# What are parabolic bundles good for?

The question speaks for itself, but here is more details: Vector bundles are easy to motivate for students; they come up because one is trying to do "linear algebra on spaces". How does one motivate parabolic bundles (i.e., vector bundles with flags at finitely many points)? Said differently, how do parabolic bundles arise in nature?

Parabolic bundles were introduced in the 70's by Mehta and Seshadri in the set up of a Riemann surface with cusps. They were trying to generalize the Narasimhan-Seshadri correspondence on a compact Riemann surface (between polystable bundles of degree $0$ and unitary representations of the fundamental group). In the non-compact case, they were able to determine the missing piece of data - partial flags and weights at each cusp. They established what is now called the Mehta-Seshadri correspondence. Then they proceeded to study the moduli space.

Mehta, V. B.; Seshadri, C. S. Moduli of vector bundles on curves with parabolic structures. Math. Ann. 248 (1980), no. 3, 205–239.

Since then, the definition of a parabolic bundle has been clarified (tensor product with the initial definition is not really computable for instance) and generalized.
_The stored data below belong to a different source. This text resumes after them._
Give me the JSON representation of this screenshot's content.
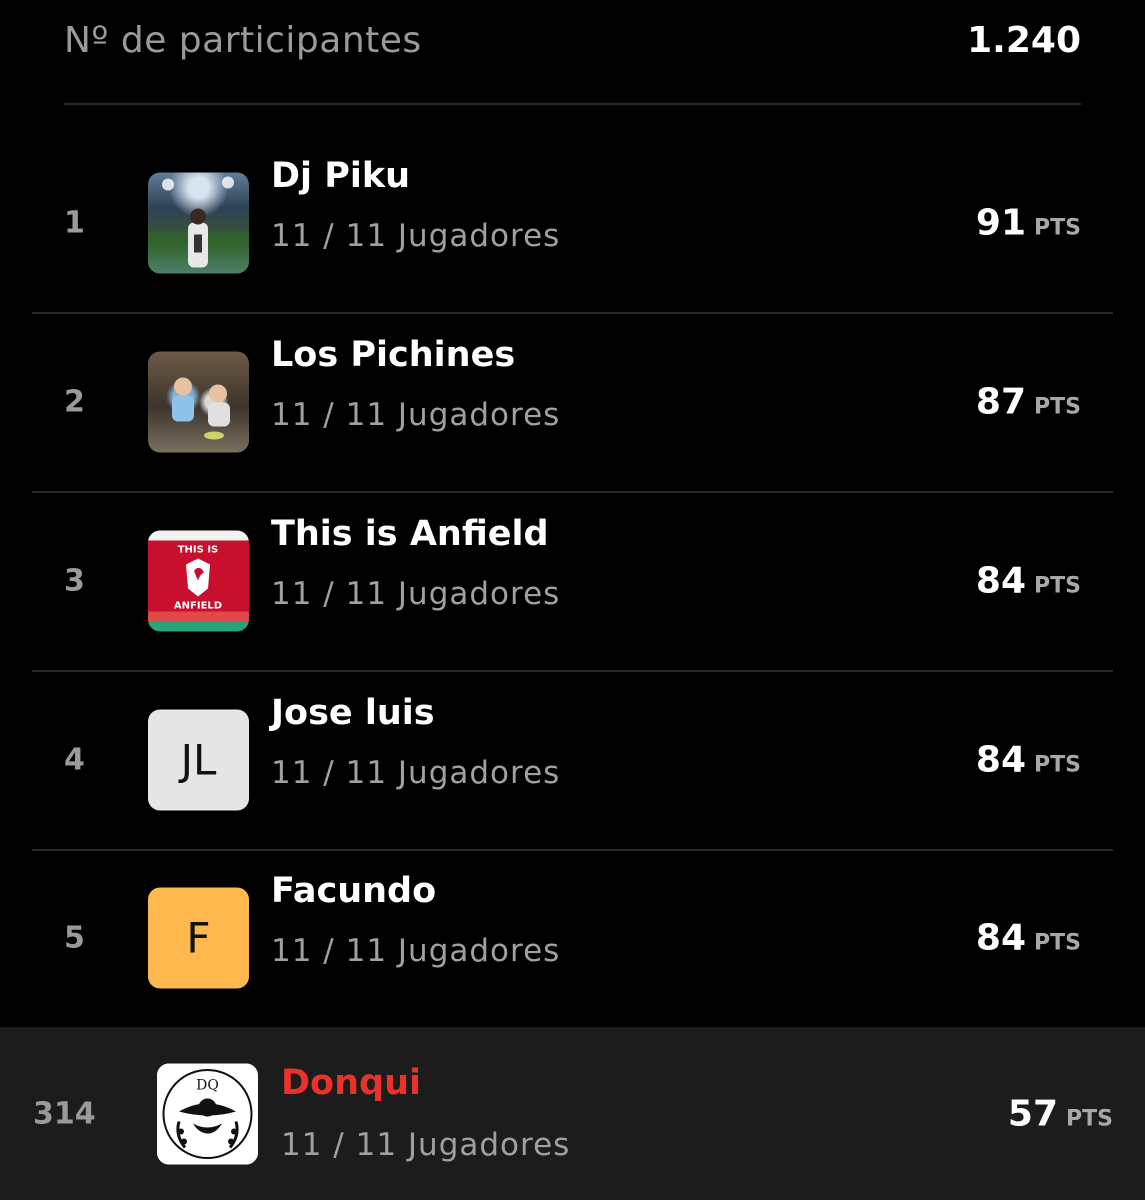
{
  "header": {
    "label": "Nº de participantes",
    "value": "1.240"
  },
  "unit": "PTS",
  "rows": [
    {
      "rank": "1",
      "name": "Dj Piku",
      "players": "11 / 11 Jugadores",
      "points": "91",
      "avatar": "photo-stadium"
    },
    {
      "rank": "2",
      "name": "Los Pichines",
      "players": "11 / 11 Jugadores",
      "points": "87",
      "avatar": "photo-kids"
    },
    {
      "rank": "3",
      "name": "This is Anfield",
      "players": "11 / 11 Jugadores",
      "points": "84",
      "avatar": "photo-anfield-sign",
      "avatar_text": [
        "THIS IS",
        "ANFIELD"
      ]
    },
    {
      "rank": "4",
      "name": "Jose luis",
      "players": "11 / 11 Jugadores",
      "points": "84",
      "initials": "JL"
    },
    {
      "rank": "5",
      "name": "Facundo",
      "players": "11 / 11 Jugadores",
      "points": "84",
      "initials": "F"
    }
  ],
  "me": {
    "rank": "314",
    "name": "Donqui",
    "players": "11 / 11 Jugadores",
    "points": "57",
    "avatar_text": "DQ"
  },
  "colors": {
    "background": "#000000",
    "highlight_row": "#1c1c1c",
    "me_name": "#e8322a",
    "avatar_f": "#ffb84d",
    "avatar_jl": "#e6e6e6"
  }
}
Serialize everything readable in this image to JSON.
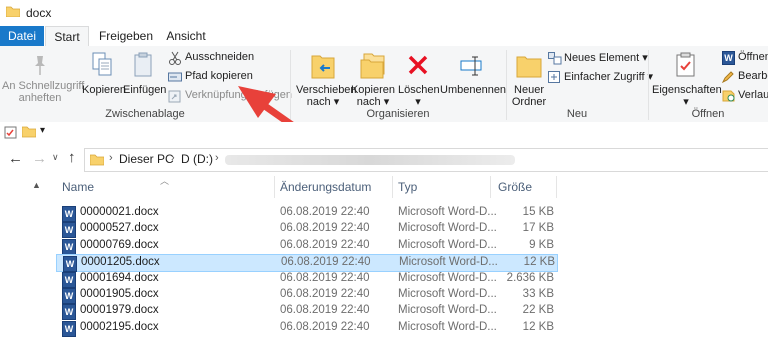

This is a long story starting with C.Simpson, I.Biswas, and many authors. The upshot is that given a scheme $X$, a Cartier divisor $D$, and an integer $r$, there is a one to one tensor (and Fourier-like) equivalence between parabolic vector bundles on $(X,D)$ with weights in $\frac{1}{r}\mathbb Z$ and standard vector bundles on a certain orbifold $\sqrt[r]{D/X}$, the stack of $r$-th roots of $D$ on $X$. So one can turn your question in: why are these orbifolds natural ? They were first introduced by A.Vistoli in relation with Gromov-Witten theory. They also turned out to be related to the section conjecture (rational points of stack of roots are Grothendieck's packets in his anabelian letter to Faltings). So parabolic sheaves - and stack of roots - are ubiquitous. They are also very strongly related to logarithmic geometry.
This paper by Agnihotri and Woodward uses a Narasimhan-Seshadri correspondence between parabolic bundles and unitary connections to determine the possible spectrum of a product of two (special) unitary matrices of known spectrum. They start with a triple of unitary matrices with product $1$, N-S relate that to bundles on $\mathbb P^1$ with parabolic structure at three points, classify those bundles as maps of the $\mathbb P^1$ into a Grassmannian, and end up at quantum Schubert calculus of Grassmannians. Maybe not the most obviously natural source of parabolic bundles, but a wonderful application.